Chinese statistician

Hao Helen Zhang is a Chinese statistician. She is a professor at the University of Arizona, in the Department of Mathematics, Statistics Interdisciplinary Program, and Applied Mathematics Interdisciplinary Program there. With Bertrand Clarke and Ernest Fokoué, she is the author of the book Principles and Theory for Data Mining and Machine Learning.

Zhang earned a bachelor's degree in mathematics in 1996 from Peking University. She completed her Ph.D. in statistics in 2002 from the University of Wisconsin–Madison. Her dissertation, supervised by Grace Wahba, was Nonparametric Variable Selection and Model Building Via Likelihood Basis Pursuit.
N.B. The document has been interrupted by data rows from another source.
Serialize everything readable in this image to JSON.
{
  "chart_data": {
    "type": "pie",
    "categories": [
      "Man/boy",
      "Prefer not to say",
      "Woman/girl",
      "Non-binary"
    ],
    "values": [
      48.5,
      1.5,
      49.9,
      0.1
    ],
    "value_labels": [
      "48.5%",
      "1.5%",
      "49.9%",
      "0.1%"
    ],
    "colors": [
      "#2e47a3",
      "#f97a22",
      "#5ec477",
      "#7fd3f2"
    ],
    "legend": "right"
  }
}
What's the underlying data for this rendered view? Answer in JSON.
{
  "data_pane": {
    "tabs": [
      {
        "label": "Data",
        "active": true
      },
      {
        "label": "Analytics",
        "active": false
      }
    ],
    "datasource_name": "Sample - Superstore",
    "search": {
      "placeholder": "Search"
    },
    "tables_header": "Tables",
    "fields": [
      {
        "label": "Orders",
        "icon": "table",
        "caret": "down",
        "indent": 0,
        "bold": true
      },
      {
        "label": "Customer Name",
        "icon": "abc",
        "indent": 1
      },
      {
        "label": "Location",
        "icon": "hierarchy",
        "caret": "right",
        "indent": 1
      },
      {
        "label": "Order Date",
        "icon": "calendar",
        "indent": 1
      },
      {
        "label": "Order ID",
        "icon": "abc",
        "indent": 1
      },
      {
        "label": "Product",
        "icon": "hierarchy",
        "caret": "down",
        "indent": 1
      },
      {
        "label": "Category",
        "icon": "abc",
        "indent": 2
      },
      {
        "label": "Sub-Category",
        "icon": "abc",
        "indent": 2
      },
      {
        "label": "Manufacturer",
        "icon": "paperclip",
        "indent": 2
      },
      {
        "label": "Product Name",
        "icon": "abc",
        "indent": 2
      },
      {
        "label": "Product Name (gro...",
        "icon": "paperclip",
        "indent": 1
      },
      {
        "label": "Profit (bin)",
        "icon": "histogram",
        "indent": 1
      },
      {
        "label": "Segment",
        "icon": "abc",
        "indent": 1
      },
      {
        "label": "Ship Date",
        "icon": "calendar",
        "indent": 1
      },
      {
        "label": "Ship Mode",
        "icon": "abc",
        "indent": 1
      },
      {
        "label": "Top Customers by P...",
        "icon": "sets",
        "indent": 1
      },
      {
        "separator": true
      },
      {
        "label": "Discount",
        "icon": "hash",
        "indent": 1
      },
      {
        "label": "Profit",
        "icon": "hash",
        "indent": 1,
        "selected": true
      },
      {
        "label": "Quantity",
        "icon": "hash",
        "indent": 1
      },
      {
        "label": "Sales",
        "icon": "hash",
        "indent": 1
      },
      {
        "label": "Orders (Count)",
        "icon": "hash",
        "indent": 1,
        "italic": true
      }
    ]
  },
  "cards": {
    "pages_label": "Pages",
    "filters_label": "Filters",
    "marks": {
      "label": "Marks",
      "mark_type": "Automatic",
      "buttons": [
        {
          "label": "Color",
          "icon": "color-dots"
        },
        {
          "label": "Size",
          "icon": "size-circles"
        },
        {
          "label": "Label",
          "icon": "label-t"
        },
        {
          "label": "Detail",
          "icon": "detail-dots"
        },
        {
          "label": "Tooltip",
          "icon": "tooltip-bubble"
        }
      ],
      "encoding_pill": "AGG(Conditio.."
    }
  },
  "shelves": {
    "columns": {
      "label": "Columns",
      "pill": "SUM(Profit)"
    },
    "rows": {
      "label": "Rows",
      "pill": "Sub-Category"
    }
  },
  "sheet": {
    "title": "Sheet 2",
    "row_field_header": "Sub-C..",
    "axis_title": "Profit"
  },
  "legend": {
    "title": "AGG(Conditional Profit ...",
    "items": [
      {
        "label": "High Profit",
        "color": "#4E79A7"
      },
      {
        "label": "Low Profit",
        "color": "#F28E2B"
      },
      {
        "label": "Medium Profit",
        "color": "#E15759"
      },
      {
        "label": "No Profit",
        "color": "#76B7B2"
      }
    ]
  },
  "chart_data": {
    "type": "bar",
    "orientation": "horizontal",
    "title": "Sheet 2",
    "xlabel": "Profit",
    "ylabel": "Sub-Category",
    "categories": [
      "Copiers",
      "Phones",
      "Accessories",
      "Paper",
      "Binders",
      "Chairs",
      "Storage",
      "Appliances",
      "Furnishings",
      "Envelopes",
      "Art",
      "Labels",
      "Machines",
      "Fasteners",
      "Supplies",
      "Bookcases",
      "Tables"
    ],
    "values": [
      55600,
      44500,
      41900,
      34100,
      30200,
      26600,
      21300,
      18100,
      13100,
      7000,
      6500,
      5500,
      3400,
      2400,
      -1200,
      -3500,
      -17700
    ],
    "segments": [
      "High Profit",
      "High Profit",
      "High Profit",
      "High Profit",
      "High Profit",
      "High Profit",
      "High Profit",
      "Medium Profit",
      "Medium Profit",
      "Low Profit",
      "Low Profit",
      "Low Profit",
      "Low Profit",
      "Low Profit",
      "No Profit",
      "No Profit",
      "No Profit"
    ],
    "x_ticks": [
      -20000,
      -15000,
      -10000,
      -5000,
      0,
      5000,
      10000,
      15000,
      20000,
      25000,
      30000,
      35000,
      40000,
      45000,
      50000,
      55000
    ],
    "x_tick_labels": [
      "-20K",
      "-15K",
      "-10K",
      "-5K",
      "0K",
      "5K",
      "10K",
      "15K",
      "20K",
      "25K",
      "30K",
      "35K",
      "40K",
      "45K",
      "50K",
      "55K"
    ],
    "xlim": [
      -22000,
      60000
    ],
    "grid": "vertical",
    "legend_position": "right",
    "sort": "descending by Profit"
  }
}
She joined the Department of Statistics at North Carolina State University in 2002, and moved to Arizona in 2011.

Zhang was elected to the International Statistical Institute and as a fellow of the American Statistical Association in 2015. She became a fellow in the Institute of Mathematical Statistics in 2016, and has been selected as the 2019 Medallion Lecturer of the Institute of Mathematical Statistics.